German Chancellor Gerhard Schroeder has made a veiled call for the European Central Bank (ECB) to intervene in the currency markets to reduce the value of the euro and help European exports.
In an interview in today's edition of the Financial Times, he said: "I assume the intelligent people in the leadership of the ECB discuss the question every day of whether they have done enough in the context of the dollar/euro exchange rate to maintain the competitiveness of exports from Europe".
But European Central Bank Chief Economist Mr Otmar Issing said today that export competitiveness for European companies does not solely dependent on a favourable exchange rate.

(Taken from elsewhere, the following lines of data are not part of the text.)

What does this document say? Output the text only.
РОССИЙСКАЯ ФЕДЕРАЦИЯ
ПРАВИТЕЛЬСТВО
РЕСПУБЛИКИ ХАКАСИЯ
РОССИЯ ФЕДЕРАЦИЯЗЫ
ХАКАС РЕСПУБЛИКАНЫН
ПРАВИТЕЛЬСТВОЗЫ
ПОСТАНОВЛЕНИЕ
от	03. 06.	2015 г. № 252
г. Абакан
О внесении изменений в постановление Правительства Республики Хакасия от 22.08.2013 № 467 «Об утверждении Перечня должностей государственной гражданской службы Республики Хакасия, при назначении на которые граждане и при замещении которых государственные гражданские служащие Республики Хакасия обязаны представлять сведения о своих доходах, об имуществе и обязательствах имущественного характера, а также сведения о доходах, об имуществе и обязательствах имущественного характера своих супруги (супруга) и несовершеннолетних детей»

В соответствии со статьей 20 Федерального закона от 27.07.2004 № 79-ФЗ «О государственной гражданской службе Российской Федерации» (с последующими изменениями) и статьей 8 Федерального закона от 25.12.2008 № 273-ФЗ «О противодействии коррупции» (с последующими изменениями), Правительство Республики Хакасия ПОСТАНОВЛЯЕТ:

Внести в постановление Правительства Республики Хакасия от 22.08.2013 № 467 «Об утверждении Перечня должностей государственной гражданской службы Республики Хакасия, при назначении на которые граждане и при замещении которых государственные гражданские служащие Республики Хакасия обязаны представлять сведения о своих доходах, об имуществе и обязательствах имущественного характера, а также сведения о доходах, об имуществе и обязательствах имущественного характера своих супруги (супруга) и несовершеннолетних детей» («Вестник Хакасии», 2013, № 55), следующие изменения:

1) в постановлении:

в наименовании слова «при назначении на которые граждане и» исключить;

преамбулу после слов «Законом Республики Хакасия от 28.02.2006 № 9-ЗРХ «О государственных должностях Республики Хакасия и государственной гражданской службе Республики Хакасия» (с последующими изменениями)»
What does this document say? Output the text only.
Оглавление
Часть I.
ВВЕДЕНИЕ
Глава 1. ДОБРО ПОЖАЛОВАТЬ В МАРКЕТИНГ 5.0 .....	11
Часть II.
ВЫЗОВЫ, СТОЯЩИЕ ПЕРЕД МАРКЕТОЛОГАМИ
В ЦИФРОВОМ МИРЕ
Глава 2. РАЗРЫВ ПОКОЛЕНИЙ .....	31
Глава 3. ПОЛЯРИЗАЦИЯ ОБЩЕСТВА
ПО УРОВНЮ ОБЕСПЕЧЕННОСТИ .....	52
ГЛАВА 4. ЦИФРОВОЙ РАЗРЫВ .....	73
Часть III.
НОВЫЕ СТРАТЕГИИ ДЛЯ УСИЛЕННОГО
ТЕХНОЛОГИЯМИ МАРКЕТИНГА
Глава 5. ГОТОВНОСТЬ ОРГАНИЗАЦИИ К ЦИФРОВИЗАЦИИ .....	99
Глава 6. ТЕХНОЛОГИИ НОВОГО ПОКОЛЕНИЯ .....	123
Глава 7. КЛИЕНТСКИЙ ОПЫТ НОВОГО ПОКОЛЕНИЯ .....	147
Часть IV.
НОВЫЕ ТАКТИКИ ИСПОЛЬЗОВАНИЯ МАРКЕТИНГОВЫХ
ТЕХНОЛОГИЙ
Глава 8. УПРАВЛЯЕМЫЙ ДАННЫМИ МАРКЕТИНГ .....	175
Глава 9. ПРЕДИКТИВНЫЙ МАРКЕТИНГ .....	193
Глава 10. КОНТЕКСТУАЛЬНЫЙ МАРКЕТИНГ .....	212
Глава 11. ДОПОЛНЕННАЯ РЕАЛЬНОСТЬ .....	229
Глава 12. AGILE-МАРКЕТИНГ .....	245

Mr Schroeder's action call came hours after the ECB held its benchmark interest rate at 2 per cent. The bank has not intervened in the currency markets for more than two years.
Mr Schroeder pinned part of the blame for Germany's economic malaise on the strong euro, saying it was hitting the country's exporters and hindering growth.
ECB president Mr Wim Duisenberg said after the rate decision the bank had already made a "significant" contribution to fostering economic growth with recent cuts, and urged Europe's leaders to deliver necessary reforms.
Criticising policymakers for their "lack of ambition", Mr Duisenberg said they had to press ahead with overhauling pensions, health and labour markets and stick to the European Union's budget deficit rules.
The ECB, holding rates steady yesterday, said it expected to keep its policy stance unchanged for a considerable time as the worst of the economic downturn may be over.